Figuring out how to remove the O( n^2 ) bits of the code is where you have to make the decision of just how much you intend to scale the server

You may be able to cut down the common case, but the worst case is still that all players want to be in the same spot (market/raid/throne room/whatever.) At that point, you still get N-squared interactions.
Preventing that situation is a game design challenge, not a technical challenge.

True, if everyone in the world stands on one spot there really is little that can be done other than overall preventative measure such as "zone full, bugger off".. On the other hand, octree, sweep prune and probably a couple others you can detect "too many" and just mark an entire range as ignore awareness, just send everything round robin. I.e. You might not get an update about a player for more than a second but the server is hosed anyway so don't expect it to play correctly..

Server side it's easy. On my project I've had upwards of 100,000 concurrent players/npc's in the same world, all tracking objects near them using a spatial hash on a partitioned 2d grid. That was on a 3 server cluster. The spatial hashing stuff is open source you can see the core of it here https://github.com/chrisochs/game_machine/blob/master/java/src/main/java/com/game_machine/core/Grid.java.

You just run out of client bandwidth at some point. The only optimizations I did was just sending two coordinates and let the client figure out the third, and sending integers instead of floats, which is good enough most of the time. And bit packed messaging using protocol buffers.

On a local lan I crash my unity client way before I run out of client bandwidth, at around 400 players within view. Over the internet it's a different story, I had to cut back on the number of updates per second quite a bit.
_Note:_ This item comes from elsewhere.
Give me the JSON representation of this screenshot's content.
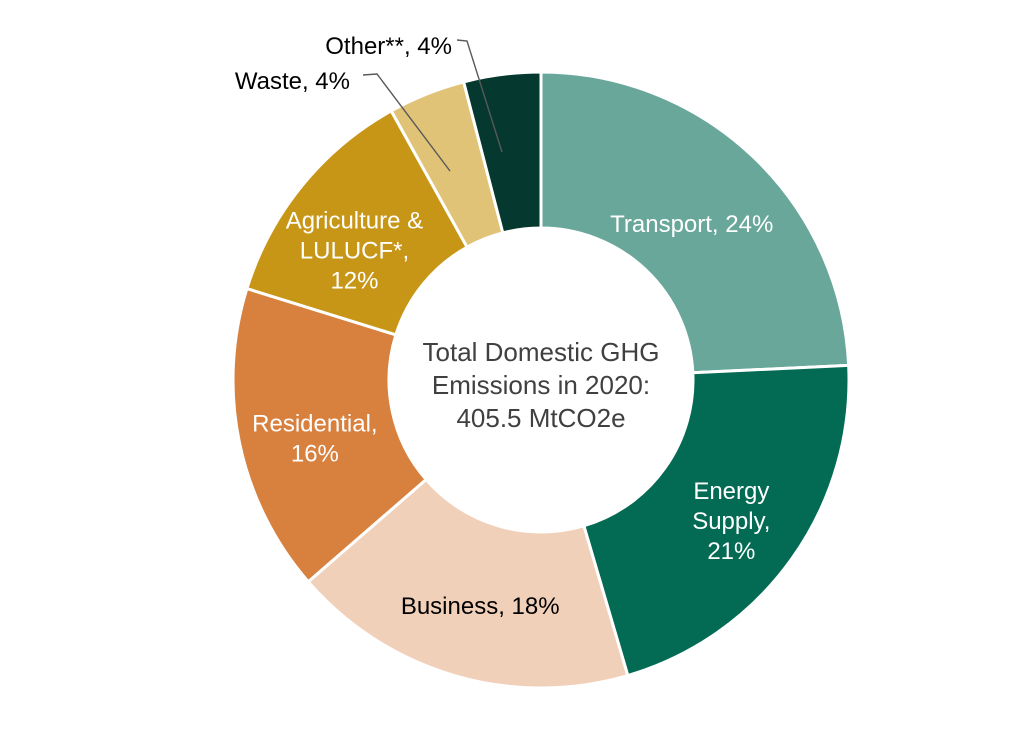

Plus, I was pretty much just doing location tracking plus simple auto attacks in my tests. In a real game you have a bunch of other data flying around. At that point you have to start prioritizing stuff. For example in GW2, they start to lock out abilities except for auto attack in big battles. They just stop sending those commands to the server. Even online just slows down the game clock. There isn't any perfect solution. Eve and GW2 do the best job with large virtual worlds that I've seen. A lot of other games just have terrible server architectures and it's the server that cant' keep up (which is ridiculous in this day and age).

Chris

what you can do, in addition to just distance-metric based interest management, is to further throttle down the update rate of objects behind the back. You're right about the RTT

I actually tried this for There.com (mainly open world / outdoors terrain) before settling on a simple distance based metric. The player can whip the mouse around much faster than your view vector based interest management can react, and the experience was always janky. The solidity of objects always being there/up-to-date when they're near you was worth more than the marginal increased view fidelity when just looking forward.